Opened to its first students in January 2000, Cida is provisionally registered as a private higher-education institution with the ability to award a degree. The number of students who come from disadvantaged backgrounds has increased from about 100 in 2000 to more than 1 500 this year.
Investec Bank says it decided to support Cida because it ‘is directly in line with Investec’s corporate social investment policy of supporting projects that are educational, entrepreneurial and/or community development-oriented; sustainable; collaborative; relevant to current national priorities; and aligned with the company’s own talents and resources.”
The Cida campus building was originally the head office of Investec, which donated it to the college. Investec says the building is valued at about R89-million, ‘with an opportunity cost of R5,3-million per annum”.
Investec maintains the building, which includes paying rates, taxes and telephone accounts, all to the tune of about R1,8-million a year.
When Cida was officially launched in November 2002 Investec forked out R600 000 to co-fund the event. The bank has continued to sponsor several campus projects including a choir, soccer team and individual students. It also administers a private trust fund to facilitate fund-raising that will ensure Cida’s sustainability.
‘Cida offers world-class, holistic tertiary education designed to develop the future leaders of the country and the economy,” says Cida City Campus CEO Teddy Blacher. ‘In this way it is focused on creating a meaningful financial and economic democracy in South Africa. The intention is to replicate its model for the developing nations of the world.”
Blacher won the World Economic Forum’s Global Leader for Tomorrow Award this year, in recognition of his innovative and selfless endeavours at Cida. He is an actuary and former management consultant.

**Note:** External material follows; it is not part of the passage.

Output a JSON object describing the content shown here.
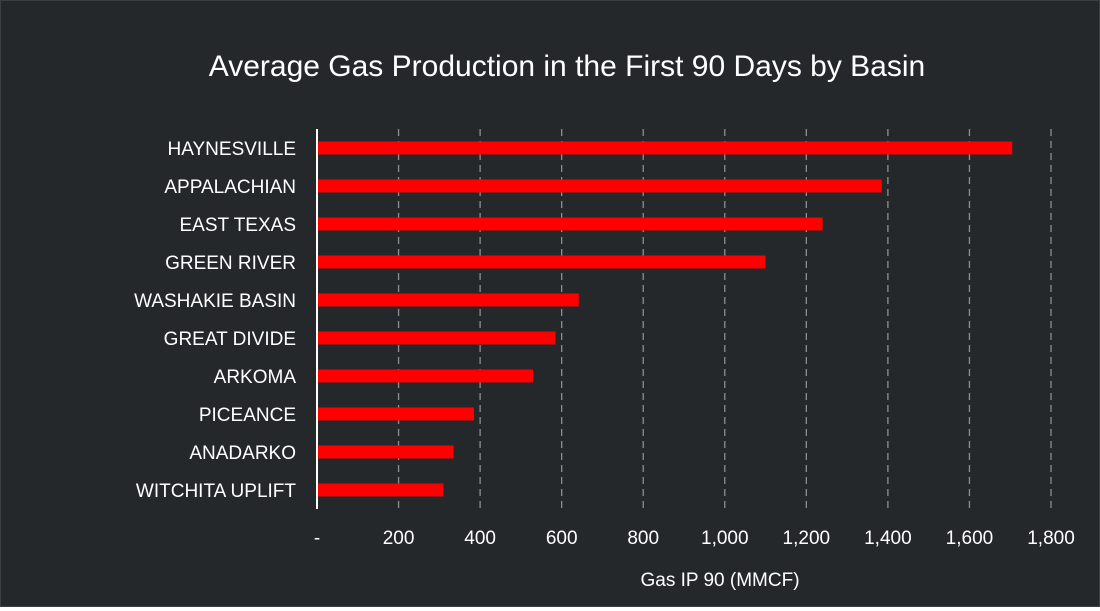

Blacher says he realised that a country’s economic development usually reflects the number of people who have a higher education.
‘In the United States, one of the wealthiest nations in the world, 80% of the population go on to study after high school. For South Africa to enhance its globally competitive position, it would need at least 12% to 15% of our population to have some type of tertiary education.”

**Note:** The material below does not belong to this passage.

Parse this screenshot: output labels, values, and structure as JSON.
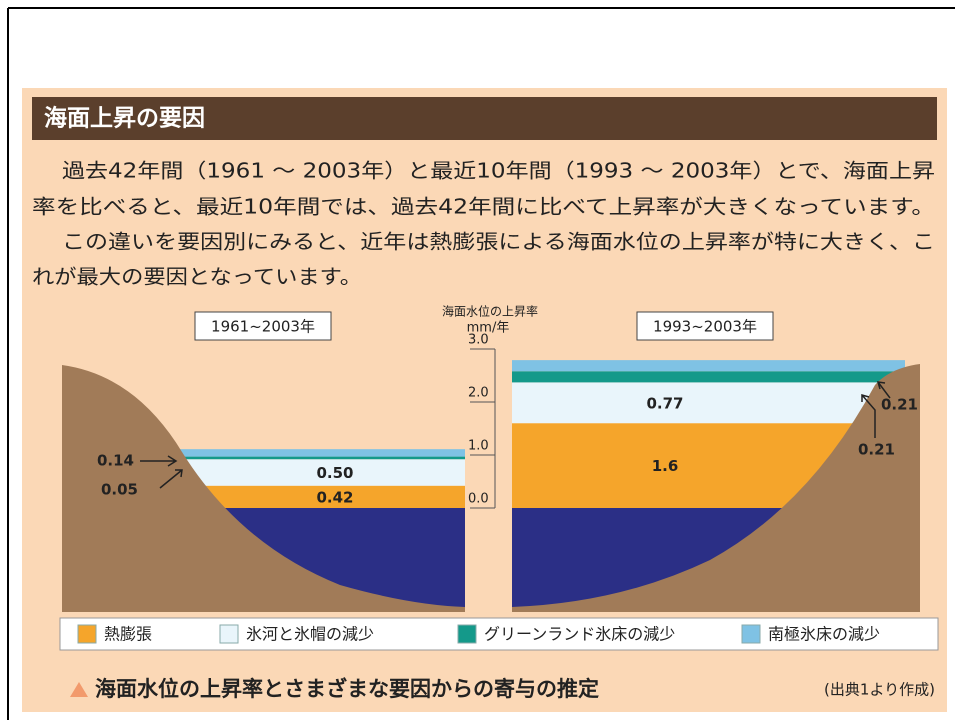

Since Cida is primarily a business school, students study courses such as accountancy, auditing, business communication, business mathematics, human resource management, information technology, investments and asset management, African leadership and marketing.
Subjects are not confined to classic business courses. Skills taught and developed include teamwork, public speaking, writing skills, learning skills, Internet skills, research skills and problem-solving.
Cida has attracted a fair share of media coverage, all of it for good reasons. It has been called the ‘miracle university”, ‘ubuntu university” and ‘the university of hope”.
In an editorial The Saturday Star described it as a uniquely South African and African solution ‘to a problem that besets many African countries — a lack of affordable tertiary education”.
The college currently has more than 1 500 students enrolled on scholarships valued at R64-million, most of which are paid for by businesses. Students are chosen for a combination of academic ability, good manners and social skills.
Cida Campus spokesperson Michelle Blumenau says school principals across the country recommend their five best students. ‘We look for strong maths, English and commercial subjects like accounting and business economics. We want strong leadership and the will to transform South Africa [in our students] — not just someone who wants a big car and a big house,” she says.
Students are required to share the skills they learn with their communities.’We have a programme called ‘entrepreneurs anonymous’, where our students teach Johannesburg hawkers financial literacy,” says Blumenau.
The scholarships are a key to the success of Cida, because the students could not otherwise afford to be there. In their first year, students pay a registration fee of R350, which includes all tuition and books. Thereafter they pay R150 a month.
Cida City Campus is able to offer education at a fraction of the cost of any other tertiary education institution in South Africa, through extensive innovation — the ability to get business to help fund the process, and the government to lend its support wherever possible.